Scenario two: A consensus Shia candidate emerges. This would suggest that Iraq’s Shia political establishment is trying to maintain balance between its Iranian and American relationships. Given that Iraq needs both U.S. security support and Iranian political cooperation to function, a compromise figure could accelerate cabinet formation — potentially within the constitutional timeframe — and reduce external friction. But it would require al-Maliki to accept being sidelined, something he has historically resisted.

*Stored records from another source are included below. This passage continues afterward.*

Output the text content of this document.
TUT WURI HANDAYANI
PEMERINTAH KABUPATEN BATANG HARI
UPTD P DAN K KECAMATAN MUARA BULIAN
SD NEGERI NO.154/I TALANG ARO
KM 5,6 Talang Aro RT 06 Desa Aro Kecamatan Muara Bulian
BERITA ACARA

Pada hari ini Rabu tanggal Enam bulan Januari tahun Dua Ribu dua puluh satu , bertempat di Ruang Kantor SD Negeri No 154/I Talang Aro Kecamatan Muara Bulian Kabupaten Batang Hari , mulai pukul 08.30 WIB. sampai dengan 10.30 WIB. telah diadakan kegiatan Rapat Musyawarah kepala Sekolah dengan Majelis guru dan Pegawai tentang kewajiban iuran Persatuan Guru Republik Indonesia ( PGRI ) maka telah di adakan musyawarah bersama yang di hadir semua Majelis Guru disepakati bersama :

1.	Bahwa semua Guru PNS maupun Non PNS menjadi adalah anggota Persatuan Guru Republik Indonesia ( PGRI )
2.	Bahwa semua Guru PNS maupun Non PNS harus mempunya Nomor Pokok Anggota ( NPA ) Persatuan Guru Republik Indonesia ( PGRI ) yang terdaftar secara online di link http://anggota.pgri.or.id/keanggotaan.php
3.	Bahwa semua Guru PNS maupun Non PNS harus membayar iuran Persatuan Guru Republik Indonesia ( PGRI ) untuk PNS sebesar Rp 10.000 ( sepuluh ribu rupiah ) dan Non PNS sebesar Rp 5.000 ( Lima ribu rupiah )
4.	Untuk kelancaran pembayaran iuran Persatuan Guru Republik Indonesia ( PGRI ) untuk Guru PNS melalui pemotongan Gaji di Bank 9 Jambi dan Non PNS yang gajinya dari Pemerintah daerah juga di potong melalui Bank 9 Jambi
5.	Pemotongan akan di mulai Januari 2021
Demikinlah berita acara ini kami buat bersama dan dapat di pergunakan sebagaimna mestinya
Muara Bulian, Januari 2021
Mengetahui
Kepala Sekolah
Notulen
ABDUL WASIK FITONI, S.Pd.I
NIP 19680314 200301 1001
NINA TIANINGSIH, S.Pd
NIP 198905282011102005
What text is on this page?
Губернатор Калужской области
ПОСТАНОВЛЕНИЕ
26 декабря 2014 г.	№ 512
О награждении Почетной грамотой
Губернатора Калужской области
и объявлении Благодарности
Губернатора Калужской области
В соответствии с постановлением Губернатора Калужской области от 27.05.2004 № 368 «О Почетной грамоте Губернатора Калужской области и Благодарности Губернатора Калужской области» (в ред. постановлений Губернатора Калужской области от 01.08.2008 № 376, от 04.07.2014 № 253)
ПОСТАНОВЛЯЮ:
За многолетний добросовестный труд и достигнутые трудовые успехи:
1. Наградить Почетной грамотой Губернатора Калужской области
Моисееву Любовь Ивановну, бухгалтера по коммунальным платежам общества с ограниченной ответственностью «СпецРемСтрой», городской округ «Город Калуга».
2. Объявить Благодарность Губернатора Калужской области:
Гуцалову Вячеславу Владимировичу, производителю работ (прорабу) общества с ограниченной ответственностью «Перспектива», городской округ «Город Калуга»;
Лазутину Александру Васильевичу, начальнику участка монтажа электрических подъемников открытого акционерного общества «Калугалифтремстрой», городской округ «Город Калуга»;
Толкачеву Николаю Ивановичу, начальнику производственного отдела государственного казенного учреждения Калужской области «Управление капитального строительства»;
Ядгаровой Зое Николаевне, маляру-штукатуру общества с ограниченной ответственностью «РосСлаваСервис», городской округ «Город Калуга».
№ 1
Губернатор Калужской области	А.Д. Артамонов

Scenario three: The Coordination Framework fragments. If internal disagreements over the nominee prove intractable, the bloc could splinter, reopening the very deadlock the presidential vote was supposed to resolve. Iraq’s political factions have proven capable of extending paralysis indefinitely when core interests collide. In the current regional environment — with Iraqi territory serving as contested space and overlapping diplomatic pressures from multiple directions — prolonged governmental vacuum carries graver risks than in previous cycles.

The constitutional clock is now ticking. The president’s formal tasking of a prime minister-designate should come within days. From that point, the nominee traditionally has thirty days to present a cabinet to parliament for approval — though Iraqi politics has a long tradition of blowing through such deadlines. The clearest signal will come not from the formal nomination itself, but from the speed and tenor of Sunni and Kurdish responses to it. If those blocs engage quickly, a government could form within weeks. If they balk, Iraq is back in the kind of extended crisis that has defined its post-2003 political life — only this time, the region around it is far less forgiving.